KALIMANTAN TIMUR – Seperti ratusan juta warga Indonesia, Abdul Gafur Mas'ud baru tahu pada Senin (26/8) lalu, bahwa Penajam Paser Utara adalah lokasi calon ibukota baru. Sebelum hari itu, ujarnya, belum pernah ada tanda-tanda, bahwa kabupaten itu yang akan terpilih. Tentu saja hal itu cukup mengejutkan, karena Mas'ud adalah Bupati Penajam Paser Utara (PPU). Dua kali VOA menanyakan itu kepadanya untuk memastikan, dan jawaban sama.
“Kami tahunya ketika Bapak Presiden mengumumkan, sebelumnya kami tidak pernah tahu. Kami belum pernah ada komunikasi secara langsung kepada Bapak Presiden, tetapi saya yakin (cara) ini adalah yang terbaik juga, karena kalau nanti dibocorkan, banyak sekali makelar tanah,” kata Mas'ud sambil tertawa.
Sejak keputusan presiden disampaikan Senin lalu, masyarakat PPU berada dalam gelombang rasa syukur. Hari Rabu (28/8) pagi misalnya, Mas'ud menjalani upacara adat Tepung Tawar sebagai ungkapan rasa syukur bersama tetua adat di kantor bupati setempat. Pada Kamis, Mas'ud mengikuti sejumlah acara di Yogyakarta, masih dengan cerita yang penuh semangat tentang calon ibukota baru itu.

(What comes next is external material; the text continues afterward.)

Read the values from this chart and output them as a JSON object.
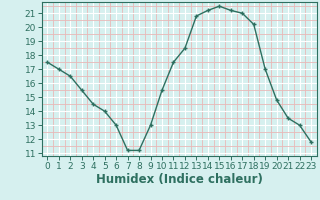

Mas'ud menyebut keputusan Jokowi sebagai tinta emas. Tidak hanya di kabupaten yang dipimpinnya, dia yakin dampak perpindahan ibukota akan merata secara langsung di seluruh Kalimantan, Sulawesi hingga Maluku. Luas kabupaten ini 3.333 Km persegi, sementara Jakarta hanya 661 Km peresgei. Ada 10 juta orang di Jakarta, berbanding terbalik dengan PPU yang hanya berpenduduk sekitar 160 ribu. Karena itu, kata Mas'ud, mereka membuka tangan untuk siapa saja yang akan datang.
“Saya tidak pernah pesimistis tentang kedatangan orang-orang dari luar kabupaten kami. Saya juga merasa, bahwa seluruh orang yang datang dengan KTP Republik Indonesia itu adalah saudara saya,” kata tambah Mas'ud.

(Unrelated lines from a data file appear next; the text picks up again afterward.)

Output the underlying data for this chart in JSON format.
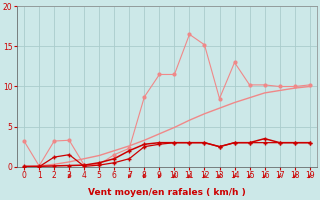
{
  "background_color": "#cce8e8",
  "grid_color": "#aacccc",
  "x_values": [
    0,
    1,
    2,
    3,
    4,
    5,
    6,
    7,
    8,
    9,
    10,
    11,
    12,
    13,
    14,
    15,
    16,
    17,
    18,
    19
  ],
  "line_spiky_pink_y": [
    3.2,
    0.1,
    3.2,
    3.3,
    0.2,
    0.3,
    1.5,
    2.3,
    8.7,
    11.5,
    11.5,
    16.5,
    15.2,
    8.5,
    13.0,
    10.2,
    10.2,
    10.0,
    10.0,
    10.2
  ],
  "line_trend_pink_y": [
    0.0,
    0.1,
    0.3,
    0.6,
    1.0,
    1.4,
    2.0,
    2.6,
    3.3,
    4.1,
    4.9,
    5.8,
    6.6,
    7.3,
    8.0,
    8.6,
    9.2,
    9.5,
    9.8,
    10.0
  ],
  "line_dark1_y": [
    0.05,
    0.05,
    0.1,
    0.15,
    0.2,
    0.5,
    1.0,
    2.0,
    2.8,
    3.0,
    3.0,
    3.0,
    3.0,
    2.5,
    3.0,
    3.0,
    3.5,
    3.0,
    3.0,
    3.0
  ],
  "line_dark2_y": [
    0.0,
    0.0,
    1.2,
    1.5,
    0.05,
    0.2,
    0.5,
    1.0,
    2.5,
    2.8,
    3.0,
    3.0,
    3.0,
    2.5,
    3.0,
    3.0,
    3.0,
    3.0,
    3.0,
    3.0
  ],
  "arrow_x_positions": [
    3,
    7,
    8,
    9,
    10,
    11,
    12,
    13,
    14,
    15,
    16,
    17,
    18,
    19
  ],
  "xlabel": "Vent moyen/en rafales ( km/h )",
  "ylim": [
    0,
    20
  ],
  "xlim": [
    -0.5,
    19.5
  ],
  "yticks": [
    0,
    5,
    10,
    15,
    20
  ],
  "xticks": [
    0,
    1,
    2,
    3,
    4,
    5,
    6,
    7,
    8,
    9,
    10,
    11,
    12,
    13,
    14,
    15,
    16,
    17,
    18,
    19
  ],
  "dark_red": "#cc0000",
  "light_pink": "#f08888",
  "tick_label_size": 5.5,
  "xlabel_size": 6.5
}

Banyak Persiapan Dibutuhkan
Namun, di luar sara syukur itu, Mas'ud juga mengakui ada banyak yang masih harus dilakukan. Di sektor kesehatan misalnya, pihaknya masih harus meningkatkan status rumah sakit agar lebih layak. Pembangunan infrastruktur di 30 desa dan 24 kelurahan juga terus digenjot. Tidak kalah penting adalah kesiapan sumber daya manusia lokal, agar mampu memperoleh manfaat dari proyek besar ini.
Hal itu juga diakui Nicko Herlambang, Kepala Bagian Pembangunan, Setda PPU. Bahkan dia mengatakan, perbaikan sumber daya manusia merupakan salah satu prioritas.

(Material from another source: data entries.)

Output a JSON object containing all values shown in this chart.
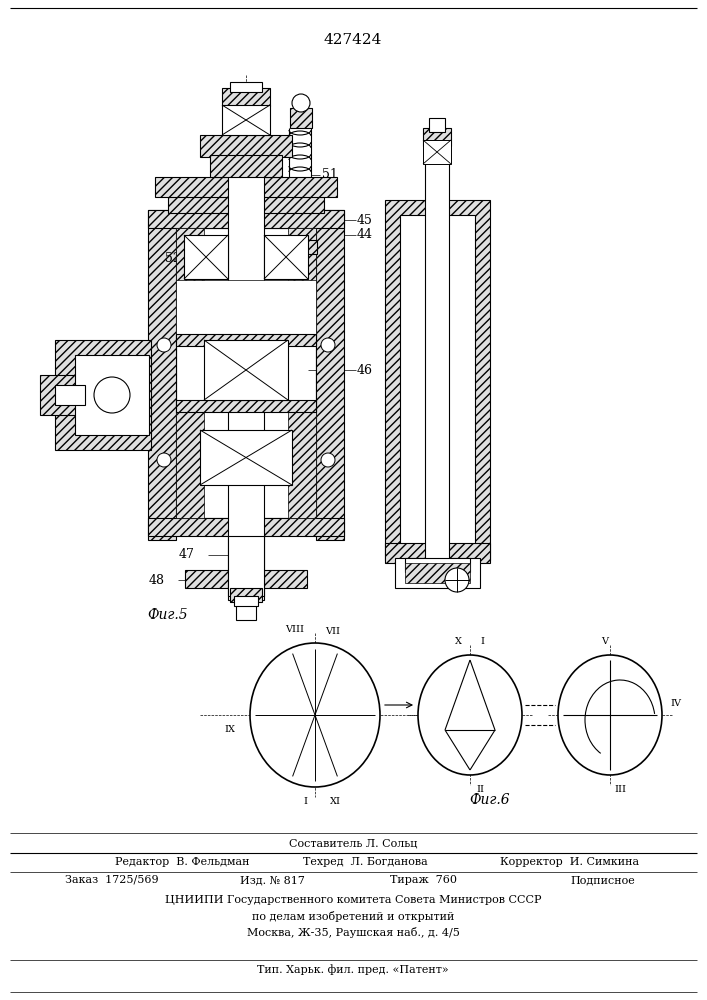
{
  "patent_number": "427424",
  "fig5_label": "Фиг.5",
  "fig6_label": "Фиг.6",
  "sostavitel": "Составитель Л. Сольц",
  "redaktor": "Редактор  В. Фельдман",
  "tekhred": "Техред  Л. Богданова",
  "korrektor": "Корректор  И. Симкина",
  "zakaz": "Заказ  1725/569",
  "izd": "Изд. № 817",
  "tirazh": "Тираж  760",
  "podpisnoe": "Подписное",
  "tsniipи_line1": "ЦНИИПИ Государственного комитета Совета Министров СССР",
  "tsniipи_line2": "по делам изобретений и открытий",
  "tsniipи_line3": "Москва, Ж-35, Раушская наб., д. 4/5",
  "tip": "Тип. Харьк. фил. пред. «Патент»",
  "bg_color": "#ffffff"
}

“Memang kami kejar-kejaran dengan waktu, karena penetapan ibukota ini cepat sekali, dan kami harus speed up untuk proses pembangunan di Kabupaten kami. Kesiapan tata ruang, kesiapan juga penduduk kami. Kesiapan manusia menjadi hal yang paling fundamental. Kalau kami bisa membangun ibu kota tapi nanti sebagai masyarakat kami tersisihkan, ini menjadi problem besar buat kami. Kami tidak ingin hal itu terjadi. Kami ingin menyiapkan SDM. Kami ingin menyiapkan keruangan kami,” kata Nicko.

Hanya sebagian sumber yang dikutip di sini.